Anthropic Unveils Claude Mythos Preview With Powerful Zero-Day Detection Capabilities

In Cybersecurity News - Original News Source is cybersecuritynews.com by Blog Writer

Anthropic has introduced Claude Mythos Preview, an advanced language model with extraordinary capabilities for discovering and autonomously exploiting undiscovered zero-day vulnerabilities.

To ensure these powerful tools are used defensively, the company has launched Project Glasswing to collaborate with industry partners and patch critical software systems.

Claude Mythos Preview represents a massive upgrade over older models like Opus 4.6, which could find bugs but struggled to turn them into working exploits.

During internal tests using open-source software, the new model successfully achieved full control-flow hijacking on 10 fully patched targets.

These advanced offensive skills were not explicitly programmed; rather, they emerged naturally from the model’s overall improvements in logical reasoning and autonomous coding.

Autonomous Exploit Generation

The model can autonomously chain together multiple software flaws to create highly complex attacks that bypass modern security boundaries.

For example, it successfully wrote web browser exploits that evaded strict sandboxes and bypassed kernel address space layout randomization (KASLR) to gain elevated privileges.

Mythos Preview leads by a wide margin in exploit success (source: Anthropic)

Because the tool is highly automated, even users without any formal cybersecurity training have used it to generate fully working remote code execution exploits overnight.

When unleashed on real-world software, the AI agent discovered critical zero-day bugs that had remained hidden from human researchers for decades.

It successfully identified a 27-year-old memory corruption vulnerability in OpenBSD. This operating system is widely respected for its rigorous security standards.
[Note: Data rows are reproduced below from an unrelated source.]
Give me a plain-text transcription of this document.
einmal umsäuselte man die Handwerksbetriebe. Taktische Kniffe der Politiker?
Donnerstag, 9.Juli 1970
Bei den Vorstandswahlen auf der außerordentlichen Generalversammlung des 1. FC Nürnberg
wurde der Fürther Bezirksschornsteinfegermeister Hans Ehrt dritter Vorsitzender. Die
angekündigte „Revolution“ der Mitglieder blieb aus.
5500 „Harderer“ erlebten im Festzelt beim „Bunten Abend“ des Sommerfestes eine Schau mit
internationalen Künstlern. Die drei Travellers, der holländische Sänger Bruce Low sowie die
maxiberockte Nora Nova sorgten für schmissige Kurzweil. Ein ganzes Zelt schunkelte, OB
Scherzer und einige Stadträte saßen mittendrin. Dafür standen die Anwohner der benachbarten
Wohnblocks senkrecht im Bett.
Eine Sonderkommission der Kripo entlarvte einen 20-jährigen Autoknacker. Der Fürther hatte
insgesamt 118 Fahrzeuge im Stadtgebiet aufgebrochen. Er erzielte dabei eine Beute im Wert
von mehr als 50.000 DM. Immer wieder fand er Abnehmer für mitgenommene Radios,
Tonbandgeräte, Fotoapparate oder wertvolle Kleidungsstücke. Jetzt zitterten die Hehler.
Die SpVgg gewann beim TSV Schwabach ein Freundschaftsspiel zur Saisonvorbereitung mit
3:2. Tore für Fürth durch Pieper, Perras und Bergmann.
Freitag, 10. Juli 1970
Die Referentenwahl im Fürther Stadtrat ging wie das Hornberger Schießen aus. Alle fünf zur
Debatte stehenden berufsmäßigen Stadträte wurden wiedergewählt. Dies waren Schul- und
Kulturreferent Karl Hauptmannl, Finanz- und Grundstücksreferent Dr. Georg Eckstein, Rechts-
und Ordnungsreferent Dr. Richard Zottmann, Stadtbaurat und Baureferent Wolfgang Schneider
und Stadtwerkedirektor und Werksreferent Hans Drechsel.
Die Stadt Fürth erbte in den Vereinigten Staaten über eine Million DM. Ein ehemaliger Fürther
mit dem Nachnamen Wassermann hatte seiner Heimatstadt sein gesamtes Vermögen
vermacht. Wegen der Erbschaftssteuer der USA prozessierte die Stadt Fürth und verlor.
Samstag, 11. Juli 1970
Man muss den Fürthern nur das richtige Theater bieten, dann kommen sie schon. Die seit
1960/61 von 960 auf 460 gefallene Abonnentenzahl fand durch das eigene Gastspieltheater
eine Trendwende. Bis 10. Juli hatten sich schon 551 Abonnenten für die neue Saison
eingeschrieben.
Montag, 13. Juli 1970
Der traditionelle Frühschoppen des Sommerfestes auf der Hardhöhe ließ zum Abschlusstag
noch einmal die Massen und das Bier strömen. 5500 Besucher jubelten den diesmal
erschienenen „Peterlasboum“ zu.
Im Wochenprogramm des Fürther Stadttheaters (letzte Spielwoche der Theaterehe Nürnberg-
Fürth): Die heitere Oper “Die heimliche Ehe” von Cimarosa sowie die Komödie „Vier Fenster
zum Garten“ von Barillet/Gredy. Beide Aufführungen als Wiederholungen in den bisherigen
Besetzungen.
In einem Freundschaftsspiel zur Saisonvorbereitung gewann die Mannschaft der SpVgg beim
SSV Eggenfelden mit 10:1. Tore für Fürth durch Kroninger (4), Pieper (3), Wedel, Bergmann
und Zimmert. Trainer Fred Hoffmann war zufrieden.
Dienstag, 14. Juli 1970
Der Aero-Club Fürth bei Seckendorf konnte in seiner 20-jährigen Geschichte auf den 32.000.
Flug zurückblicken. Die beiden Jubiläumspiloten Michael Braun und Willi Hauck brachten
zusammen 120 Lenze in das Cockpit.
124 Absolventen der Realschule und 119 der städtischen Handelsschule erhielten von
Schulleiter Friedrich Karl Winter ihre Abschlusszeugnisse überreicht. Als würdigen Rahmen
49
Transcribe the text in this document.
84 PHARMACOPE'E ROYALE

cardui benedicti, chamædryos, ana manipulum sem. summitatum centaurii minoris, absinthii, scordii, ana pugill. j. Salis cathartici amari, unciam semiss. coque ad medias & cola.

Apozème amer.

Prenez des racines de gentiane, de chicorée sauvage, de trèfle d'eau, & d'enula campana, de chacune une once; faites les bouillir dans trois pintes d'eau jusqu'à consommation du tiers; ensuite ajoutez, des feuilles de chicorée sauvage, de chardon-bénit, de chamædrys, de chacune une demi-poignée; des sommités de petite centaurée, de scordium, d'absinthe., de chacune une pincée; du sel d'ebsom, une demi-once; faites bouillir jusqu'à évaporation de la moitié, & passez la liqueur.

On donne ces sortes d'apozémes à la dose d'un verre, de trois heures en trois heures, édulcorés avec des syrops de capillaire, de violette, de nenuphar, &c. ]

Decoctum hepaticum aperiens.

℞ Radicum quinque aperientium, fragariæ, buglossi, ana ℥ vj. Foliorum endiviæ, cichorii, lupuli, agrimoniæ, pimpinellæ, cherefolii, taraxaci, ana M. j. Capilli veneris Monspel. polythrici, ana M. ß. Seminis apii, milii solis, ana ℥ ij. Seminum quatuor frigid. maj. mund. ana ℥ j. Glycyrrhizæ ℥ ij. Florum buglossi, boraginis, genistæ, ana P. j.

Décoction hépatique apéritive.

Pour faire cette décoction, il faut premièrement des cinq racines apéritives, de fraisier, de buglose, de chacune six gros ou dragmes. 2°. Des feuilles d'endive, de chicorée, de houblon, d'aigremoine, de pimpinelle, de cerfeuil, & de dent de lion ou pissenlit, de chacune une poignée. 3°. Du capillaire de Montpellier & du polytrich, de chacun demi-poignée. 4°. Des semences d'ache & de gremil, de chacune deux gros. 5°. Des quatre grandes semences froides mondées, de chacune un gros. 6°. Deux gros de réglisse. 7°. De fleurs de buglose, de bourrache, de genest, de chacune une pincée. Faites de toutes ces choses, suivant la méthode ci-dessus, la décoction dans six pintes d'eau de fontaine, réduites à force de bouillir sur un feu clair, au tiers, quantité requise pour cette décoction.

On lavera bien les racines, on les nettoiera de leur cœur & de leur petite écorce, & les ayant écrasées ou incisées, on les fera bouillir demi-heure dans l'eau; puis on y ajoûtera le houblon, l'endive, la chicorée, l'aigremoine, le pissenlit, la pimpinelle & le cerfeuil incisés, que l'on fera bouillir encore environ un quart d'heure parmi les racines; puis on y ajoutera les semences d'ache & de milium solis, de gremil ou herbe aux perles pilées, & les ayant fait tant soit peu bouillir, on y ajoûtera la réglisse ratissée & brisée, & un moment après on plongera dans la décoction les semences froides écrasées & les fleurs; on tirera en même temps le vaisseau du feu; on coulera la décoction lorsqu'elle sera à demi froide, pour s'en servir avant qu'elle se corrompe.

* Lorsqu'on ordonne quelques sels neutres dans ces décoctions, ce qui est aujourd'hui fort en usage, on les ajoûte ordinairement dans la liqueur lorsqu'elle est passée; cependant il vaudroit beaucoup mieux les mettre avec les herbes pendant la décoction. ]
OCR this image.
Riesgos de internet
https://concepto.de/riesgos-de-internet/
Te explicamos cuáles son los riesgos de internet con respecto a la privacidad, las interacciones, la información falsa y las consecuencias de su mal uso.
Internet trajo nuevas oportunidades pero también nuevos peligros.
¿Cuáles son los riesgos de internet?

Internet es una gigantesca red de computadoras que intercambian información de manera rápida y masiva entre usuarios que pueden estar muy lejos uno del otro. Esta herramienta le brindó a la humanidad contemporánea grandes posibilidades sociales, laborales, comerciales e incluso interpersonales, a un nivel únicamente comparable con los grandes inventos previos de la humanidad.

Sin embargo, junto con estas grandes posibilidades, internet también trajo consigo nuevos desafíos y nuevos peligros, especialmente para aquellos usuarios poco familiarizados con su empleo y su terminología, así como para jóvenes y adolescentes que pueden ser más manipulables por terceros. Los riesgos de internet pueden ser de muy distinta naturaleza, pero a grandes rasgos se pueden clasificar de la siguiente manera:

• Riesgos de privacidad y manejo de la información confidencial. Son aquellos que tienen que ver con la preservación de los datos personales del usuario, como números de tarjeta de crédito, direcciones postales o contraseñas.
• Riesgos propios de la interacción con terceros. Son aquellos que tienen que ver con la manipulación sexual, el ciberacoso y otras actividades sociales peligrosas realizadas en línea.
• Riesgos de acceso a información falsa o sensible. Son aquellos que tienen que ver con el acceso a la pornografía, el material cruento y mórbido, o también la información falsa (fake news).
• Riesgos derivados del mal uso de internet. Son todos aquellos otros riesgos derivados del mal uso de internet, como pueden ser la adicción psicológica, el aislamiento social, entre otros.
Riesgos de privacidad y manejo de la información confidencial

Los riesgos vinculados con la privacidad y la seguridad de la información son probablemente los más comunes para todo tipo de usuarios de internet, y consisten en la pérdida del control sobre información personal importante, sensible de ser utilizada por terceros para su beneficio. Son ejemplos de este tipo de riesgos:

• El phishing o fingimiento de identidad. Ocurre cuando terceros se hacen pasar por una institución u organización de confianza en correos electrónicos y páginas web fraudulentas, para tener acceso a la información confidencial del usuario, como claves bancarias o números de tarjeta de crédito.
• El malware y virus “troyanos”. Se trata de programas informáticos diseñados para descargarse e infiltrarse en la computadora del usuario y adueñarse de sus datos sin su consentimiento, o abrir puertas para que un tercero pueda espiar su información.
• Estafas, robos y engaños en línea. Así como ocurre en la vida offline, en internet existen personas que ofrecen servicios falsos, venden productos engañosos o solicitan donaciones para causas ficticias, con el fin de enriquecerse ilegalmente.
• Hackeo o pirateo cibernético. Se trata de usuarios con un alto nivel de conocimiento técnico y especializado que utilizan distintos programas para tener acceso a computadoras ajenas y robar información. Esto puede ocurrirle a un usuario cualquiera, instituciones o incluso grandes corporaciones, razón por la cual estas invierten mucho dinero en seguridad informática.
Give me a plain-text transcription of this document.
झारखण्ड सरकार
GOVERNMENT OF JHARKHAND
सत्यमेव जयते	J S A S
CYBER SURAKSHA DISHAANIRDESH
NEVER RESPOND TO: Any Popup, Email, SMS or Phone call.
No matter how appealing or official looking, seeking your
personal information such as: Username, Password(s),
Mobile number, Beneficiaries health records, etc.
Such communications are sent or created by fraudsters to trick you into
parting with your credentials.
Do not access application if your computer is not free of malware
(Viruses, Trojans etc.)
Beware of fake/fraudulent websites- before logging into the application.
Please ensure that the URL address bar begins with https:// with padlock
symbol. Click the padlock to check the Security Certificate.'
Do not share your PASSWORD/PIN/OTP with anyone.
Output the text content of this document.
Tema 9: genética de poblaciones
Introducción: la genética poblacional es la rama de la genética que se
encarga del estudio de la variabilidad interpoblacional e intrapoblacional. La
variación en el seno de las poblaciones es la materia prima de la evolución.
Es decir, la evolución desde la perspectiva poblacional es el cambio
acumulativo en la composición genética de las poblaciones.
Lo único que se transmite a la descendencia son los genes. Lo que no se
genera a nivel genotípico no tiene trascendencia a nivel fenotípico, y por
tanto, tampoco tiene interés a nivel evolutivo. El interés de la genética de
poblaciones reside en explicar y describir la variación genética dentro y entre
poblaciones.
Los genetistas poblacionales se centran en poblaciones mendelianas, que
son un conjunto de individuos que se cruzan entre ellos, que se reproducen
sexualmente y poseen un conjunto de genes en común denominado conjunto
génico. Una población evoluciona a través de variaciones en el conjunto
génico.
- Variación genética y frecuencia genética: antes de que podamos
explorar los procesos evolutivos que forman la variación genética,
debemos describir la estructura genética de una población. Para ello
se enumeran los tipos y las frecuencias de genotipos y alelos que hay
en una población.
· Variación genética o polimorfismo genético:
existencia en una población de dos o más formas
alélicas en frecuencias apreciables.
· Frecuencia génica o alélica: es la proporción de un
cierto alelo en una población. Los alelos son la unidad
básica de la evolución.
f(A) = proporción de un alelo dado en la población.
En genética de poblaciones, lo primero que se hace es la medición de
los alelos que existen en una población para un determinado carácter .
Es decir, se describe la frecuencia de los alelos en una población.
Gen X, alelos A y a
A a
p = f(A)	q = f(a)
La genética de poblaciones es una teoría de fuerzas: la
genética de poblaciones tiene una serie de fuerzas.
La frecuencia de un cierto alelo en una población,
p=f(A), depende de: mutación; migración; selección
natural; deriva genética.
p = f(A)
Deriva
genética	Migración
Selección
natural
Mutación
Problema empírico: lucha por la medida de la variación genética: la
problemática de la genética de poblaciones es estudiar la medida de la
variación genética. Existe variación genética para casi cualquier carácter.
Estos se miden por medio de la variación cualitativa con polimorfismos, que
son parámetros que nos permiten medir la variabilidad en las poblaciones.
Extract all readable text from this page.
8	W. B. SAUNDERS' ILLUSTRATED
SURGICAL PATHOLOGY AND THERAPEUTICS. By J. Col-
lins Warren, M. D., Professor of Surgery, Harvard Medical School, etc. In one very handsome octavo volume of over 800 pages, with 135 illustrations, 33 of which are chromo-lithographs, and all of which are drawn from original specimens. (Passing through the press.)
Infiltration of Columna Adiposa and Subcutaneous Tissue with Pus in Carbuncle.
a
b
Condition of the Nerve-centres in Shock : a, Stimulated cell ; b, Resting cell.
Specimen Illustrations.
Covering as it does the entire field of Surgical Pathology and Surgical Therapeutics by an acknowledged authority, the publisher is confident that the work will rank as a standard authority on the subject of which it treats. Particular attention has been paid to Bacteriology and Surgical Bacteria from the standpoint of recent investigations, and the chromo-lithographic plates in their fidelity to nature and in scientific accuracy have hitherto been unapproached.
Furthermore, it found a 16-year-old flaw in the highly audited FFmpeg media library by analyzing how the software decodes specific video frames.

The OpenBSD vulnerability was caused by a complex signed integer overflow in the network transmission control protocol, which the AI used to trigger a system crash.

The FFmpeg bug occurred due to a mismatch in integer sizes and memory initialization, allowing an attacker to force the program to write out-of-bounds data.

To find these flaws, the AI operates inside an isolated testing environment where it reads source code, tests hypotheses, and writes proof-of-concept exploits completely on its own.

Anthropic acknowledges that releasing such a powerful vulnerability-discovery tool could temporarily give malicious hackers a dangerous advantage.

To prevent this, Project Glasswing limits initial access to trusted defenders who can use the model to fix deep-seated bugs before they are actively exploited in the wild.

Ultimately, security experts believe that as the industry adapts, these advanced AI models will become essential defensive tools, making the global software ecosystem significantly safer.